Département de justice et police

Liquidé

Wortlaut

Récemment, les médias ont rapporté un cas particulier d’acquisition de biens immobiliers sans maître en Suisse. Un particulier a acquis par occupation 149 biens immobiliers sans maître dans neuf cantons, soit une superficie totale de 114 000 m2, en ne payant que les émoluments pour l’inscription au registre foncier. Il semblerait qu’il s’agisse d’immeubles qui n’appartiennent à personne et que la commune n’a pas inscrits au registre foncier comme étant sa propriété. On peut supposer que les communes ne souhaitent pas reprendre ces biens immobiliers afin de ne pas avoir à assumer les éventuels frais d’entretien ou de réparation. Dans ce contexte se posent les questions suivantes :

1. Sur quelles dispositions du code civil (CC) la procédure d’acquisition par occupation repose-t-elle ? Le CC ne précise pas si les biens immobiliers reviennent au canton ou à la commune. Merci de clarifier ce point.

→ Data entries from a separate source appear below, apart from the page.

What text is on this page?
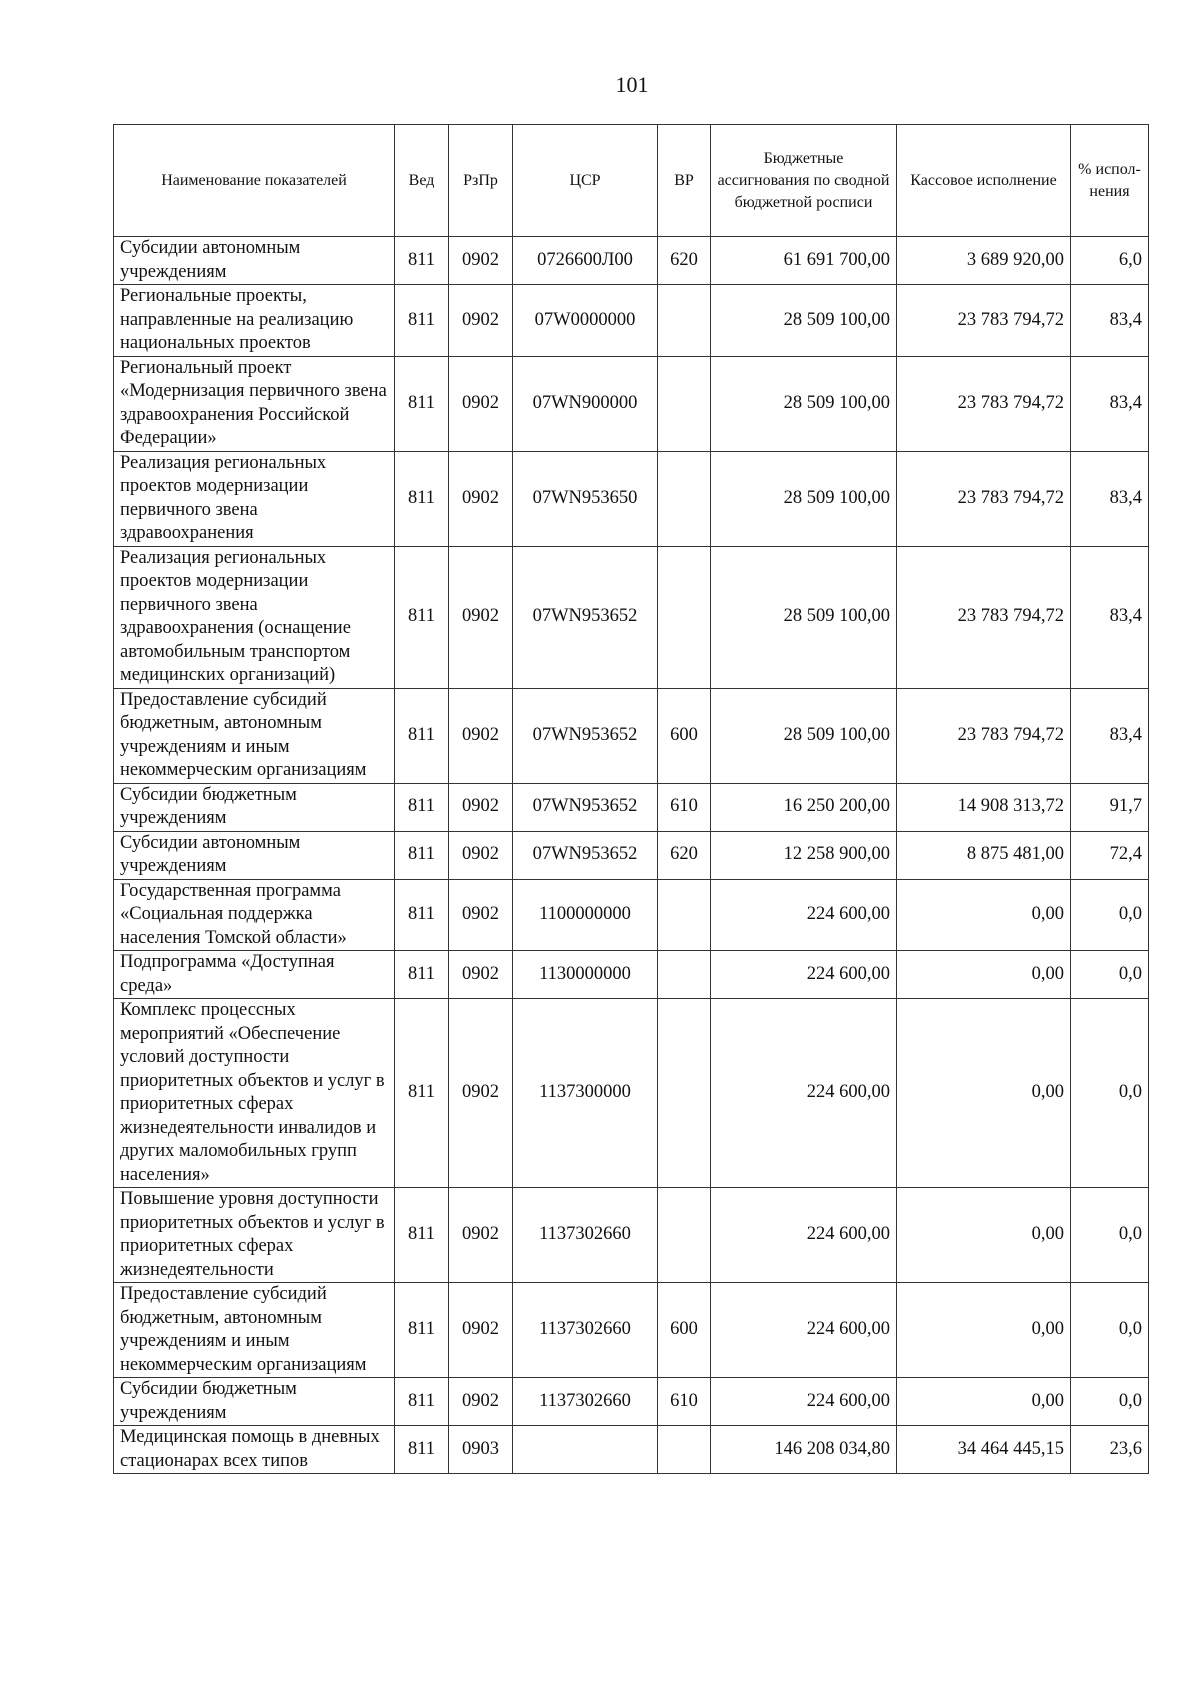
101
Наименование показателей	Вед	РзПр	ЦСР	ВР	Бюджетные ассигнования по сводной бюджетной росписи	Кассовое исполнение	% испол-нения
Субсидии автономным учреждениям	811	0902	0726600Л00	620	61 691 700,00	3 689 920,00	6,0
Региональные проекты, направленные на реализацию национальных проектов	811	0902	07W0000000		28 509 100,00	23 783 794,72	83,4
Региональный проект «Модернизация первичного звена здравоохранения Российской Федерации»	811	0902	07WN900000		28 509 100,00	23 783 794,72	83,4
Реализация региональных проектов модернизации первичного звена здравоохранения	811	0902	07WN953650		28 509 100,00	23 783 794,72	83,4
Реализация региональных проектов модернизации первичного звена здравоохранения (оснащение автомобильным транспортом медицинских организаций)	811	0902	07WN953652		28 509 100,00	23 783 794,72	83,4
Предоставление субсидий бюджетным, автономным учреждениям и иным некоммерческим организациям	811	0902	07WN953652	600	28 509 100,00	23 783 794,72	83,4
Субсидии бюджетным учреждениям	811	0902	07WN953652	610	16 250 200,00	14 908 313,72	91,7
Субсидии автономным учреждениям	811	0902	07WN953652	620	12 258 900,00	8 875 481,00	72,4
Государственная программа «Социальная поддержка населения Томской области»	811	0902	1100000000		224 600,00	0,00	0,0
Подпрограмма «Доступная среда»	811	0902	1130000000		224 600,00	0,00	0,0
Комплекс процессных мероприятий «Обеспечение условий доступности приоритетных объектов и услуг в приоритетных сферах жизнедеятельности инвалидов и других маломобильных групп населения»	811	0902	1137300000		224 600,00	0,00	0,0
Повышение уровня доступности приоритетных объектов и услуг в приоритетных сферах жизнедеятельности	811	0902	1137302660		224 600,00	0,00	0,0
Предоставление субсидий бюджетным, автономным учреждениям и иным некоммерческим организациям	811	0902	1137302660	600	224 600,00	0,00	0,0
Субсидии бюджетным учреждениям	811	0902	1137302660	610	224 600,00	0,00	0,0
Медицинская помощь в дневных стационарах всех типов	811	0903			146 208 034,80	34 464 445,15	23,6
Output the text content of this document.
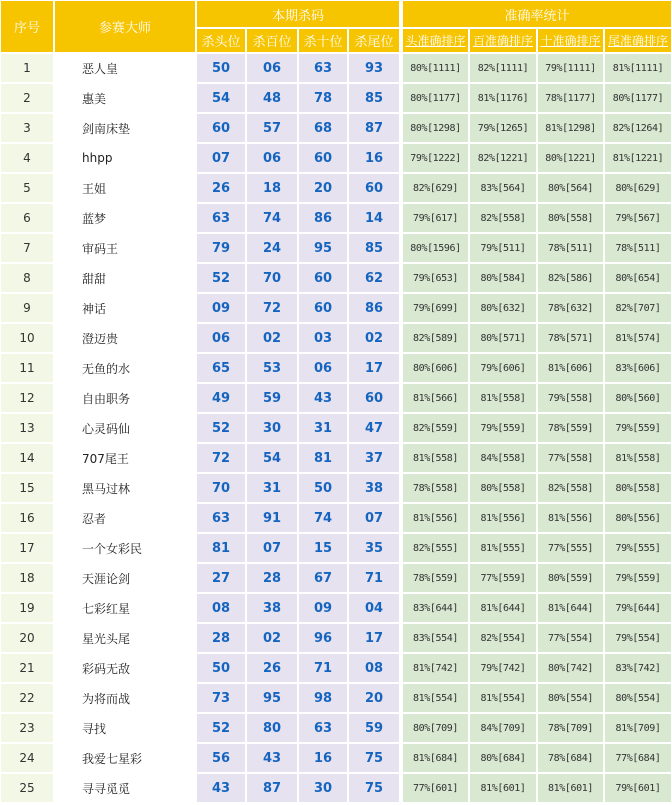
序号	参赛大师
本期杀码	准确率统计
杀头位 杀百位 杀十位 杀尾位 头准确排序 百准确排序 十准确排序 尾准确排序
1	恶人皇	50	06	63	93	80%[1111]	82%[1111]	79%[1111]	81%[1111]
2	惠美	54	48	78	85	80%[1177]	81%[1176]	78%[1177]	80%[1177]
3	剑南床垫	60	57	68	87	80%[1298]	79%[1265]	81%[1298]	82%[1264]
4	hhpp	07	06	60	16	79%[1222]	82%[1221]	80%[1221]	81%[1221]
5	王姐	26	18	20	60	82%[629]	83%[564]	80%[564]	80%[629]
6	蓝梦	63	74	86	14	79%[617]	82%[558]	80%[558]	79%[567]
7	审码王	79	24	95	85	80%[1596]	79%[511]	78%[511]	78%[511]
8	甜甜	52	70	60	62	79%[653]	80%[584]	82%[586]	80%[654]
9	神话	09	72	60	86	79%[699]	80%[632]	78%[632]	82%[707]
10	澄迈贵	06	02	03	02	82%[589]	80%[571]	78%[571]	81%[574]
11	无鱼的水	65	53	06	17	80%[606]	79%[606]	81%[606]	83%[606]
12	自由职务	49	59	43	60	81%[566]	81%[558]	79%[558]	80%[560]
13	心灵码仙	52	30	31	47	82%[559]	79%[559]	78%[559]	79%[559]
14	707尾王	72	54	81	37	81%[558]	84%[558]	77%[558]	81%[558]
15	黑马过林	70	31	50	38	78%[558]	80%[558]	82%[558]	80%[558]
16	忍者	63	91	74	07	81%[556]	81%[556]	81%[556]	80%[556]
17	一个女彩民	81	07	15	35	82%[555]	81%[555]	77%[555]	79%[555]
18	天涯论剑	27	28	67	71	78%[559]	77%[559]	80%[559]	79%[559]
19	七彩红星	08	38	09	04	83%[644]	81%[644]	81%[644]	79%[644]
20	星光头尾	28	02	96	17	83%[554]	82%[554]	77%[554]	79%[554]
21	彩码无敌	50	26	71	08	81%[742]	79%[742]	80%[742]	83%[742]
22	为将而战	73	95	98	20	81%[554]	81%[554]	80%[554]	80%[554]
23	寻找	52	80	63	59	80%[709]	84%[709]	78%[709]	81%[709]
24	我爱七星彩	56	43	16	75	81%[684]	80%[684]	78%[684]	77%[684]
25	寻寻觅觅	43	87	30	75	77%[601]	81%[601]	81%[601]	79%[601]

2. La pratique varie-t-elle d’un canton à l’autre ?

3. Quelle est la marge de manœuvre dont disposent les communes ?

4. On peut supposer que l’inscription d’un bien immobilier comme « sans maître » remonte parfois à plusieurs décennies. La situation (p. ex. plan de zone) ou les besoins (p. ex. surfaces dédiées à la biodiversité) ont donc pu évoluer entre-temps. En cas de demande d’acquisition par occupation, existe-t-il des dispositions prévoyant que les communes doivent demander aux organes compétents de la commune et, en aval, du canton, s’ils souhaitent revendiquer le bien immobilier ? Si non, cela ne serait-il pas judicieux ?

5. Les propriétaires voisins ne devraient-ils pas être informés de la situation ? Le bien immobilier sans maître ne devrait-il pas leur être proposé ? Si non, cela ne serait-il pas judicieux ?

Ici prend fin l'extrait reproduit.